マキアスの言葉にフランはクロウの真意を理解したのか顔を俯かせる。クロウが怒っていたのは自分を想っての行動だったことに漸く気付き、意地を張ってその厚意を無碍にしてしまったことを悔いた。
クロウは決して駄目だと言うその理由を語ろうとはしなかった。心配だからという本心を正直に言うのはクロウも気恥ずかしさ故に躊躇ったのだ。勘違いをして彼に当たってしまい、家を飛び出して来てしまったことを後悔するばかりだ。

「私、本当に馬鹿ね……ありがとう、マキアス。帰って話を……」

クロウに謝って、それから礼を述べなければいけない。そう思い立ち、マグカップを置いたその時。
家の戸を叩く音が聞こえて来て、立ち上がったマキアスが玄関の扉を開くと、困りきった顔をしているクロウの姿があった。


「クロウ先輩」
「よう、マキアス。フランは来て……」


最後まで言い終わる前に、奥に目を丸くしてクロウを見詰めるフランの姿があることに気が付き、クロウは気まずそうに、しかし安堵したような表情を見せる。フランは一瞬目を逸らしそうになったが、正面から向き合わなければと腹を括ったのか拳をぎゅっと握り締めて立ち上がり、マキアスの肩をとんとんと叩いた。

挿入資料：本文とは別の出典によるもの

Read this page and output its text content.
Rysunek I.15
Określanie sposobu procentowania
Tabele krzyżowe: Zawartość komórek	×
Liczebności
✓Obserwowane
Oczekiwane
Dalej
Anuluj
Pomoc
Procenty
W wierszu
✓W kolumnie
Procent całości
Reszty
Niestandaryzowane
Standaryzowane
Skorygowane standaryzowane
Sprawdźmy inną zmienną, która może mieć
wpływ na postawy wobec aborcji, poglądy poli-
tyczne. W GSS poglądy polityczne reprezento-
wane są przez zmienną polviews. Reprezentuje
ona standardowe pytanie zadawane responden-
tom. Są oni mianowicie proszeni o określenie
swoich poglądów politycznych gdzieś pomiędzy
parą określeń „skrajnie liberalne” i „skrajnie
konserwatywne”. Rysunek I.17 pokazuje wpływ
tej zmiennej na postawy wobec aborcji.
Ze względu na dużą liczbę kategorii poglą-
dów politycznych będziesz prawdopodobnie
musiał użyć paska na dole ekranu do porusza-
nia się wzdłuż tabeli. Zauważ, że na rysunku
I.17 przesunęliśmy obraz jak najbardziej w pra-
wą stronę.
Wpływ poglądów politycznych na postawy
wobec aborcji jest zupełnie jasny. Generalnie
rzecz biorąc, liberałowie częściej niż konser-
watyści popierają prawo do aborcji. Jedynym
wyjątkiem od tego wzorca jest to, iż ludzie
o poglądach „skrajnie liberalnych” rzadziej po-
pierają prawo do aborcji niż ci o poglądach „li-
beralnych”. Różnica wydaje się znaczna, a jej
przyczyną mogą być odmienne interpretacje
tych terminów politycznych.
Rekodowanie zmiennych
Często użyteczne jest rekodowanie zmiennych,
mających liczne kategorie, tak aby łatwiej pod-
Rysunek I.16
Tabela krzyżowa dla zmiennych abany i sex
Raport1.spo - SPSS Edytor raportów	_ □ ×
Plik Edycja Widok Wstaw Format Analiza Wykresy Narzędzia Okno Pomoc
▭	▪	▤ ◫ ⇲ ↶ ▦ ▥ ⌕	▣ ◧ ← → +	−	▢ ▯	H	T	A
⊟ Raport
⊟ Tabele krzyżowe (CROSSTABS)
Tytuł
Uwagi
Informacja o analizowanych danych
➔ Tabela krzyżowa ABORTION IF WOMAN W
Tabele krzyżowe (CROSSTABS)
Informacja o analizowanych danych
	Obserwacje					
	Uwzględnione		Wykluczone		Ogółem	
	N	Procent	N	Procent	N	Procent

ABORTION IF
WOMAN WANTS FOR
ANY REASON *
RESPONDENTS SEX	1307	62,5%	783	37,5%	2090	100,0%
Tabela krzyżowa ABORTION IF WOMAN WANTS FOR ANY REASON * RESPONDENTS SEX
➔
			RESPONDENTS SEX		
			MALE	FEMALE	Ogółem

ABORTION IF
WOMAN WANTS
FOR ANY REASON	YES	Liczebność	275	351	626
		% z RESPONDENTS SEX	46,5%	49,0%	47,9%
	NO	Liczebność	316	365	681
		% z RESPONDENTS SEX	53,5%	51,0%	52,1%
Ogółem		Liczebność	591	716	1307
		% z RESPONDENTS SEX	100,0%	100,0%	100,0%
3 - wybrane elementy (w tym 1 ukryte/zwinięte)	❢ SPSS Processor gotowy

「迷惑かけたわね、マキアス。また日を改めて、今度はゆっくり話したいわね」
「あぁ、そうだな。もうこういうのは勘弁してくださいよ、クロウ先輩」
「……はは、悪い悪い」


マキアスと別れて家を出たクロウとフランは、オスト地区の導力トラム乗り場まで暫く言葉を交わすことなく無言で並んで歩いていたが、ふと足を止めたフランはクロウの服を引っ張った。


「フラン?」
「ごめんなさい、クロウ。心配して言ってくれてるって分からずに……酷いこと言って」
「……いーや、俺も言葉が足りなかったからな。悪い、フラン」


ぽんぽんと宥めるように頭を撫でて来るクロウに、フランは安心したように表情を緩めた。
フランが家を飛び出した後にどうしてあんなにも感情的になって正直にお前が心配だからだと言えなかったんだろうと家で一人悶々と思い悩み、そしてエリオットの家を回ってからマキアスの家に尋ねて来たことは当然フランは知らないだろうし知らなくていいとクロウは頬を掻いた。


「兄様に断ろうと思うの。殿下にお誘い頂けたのは嬉しいけど、私はやっぱりもうアームブラストだから」
「……ったく、そういうこと言うなっての。反省する気無くしちまうだろうが」
「もう、クロウのばか」


肩を竦めて笑いながら、フランはクロウの頬に手を伸ばしてきゅっと軽く摘まんだ。そしてクロウも肩を揺らして笑いながらその手を取って握った。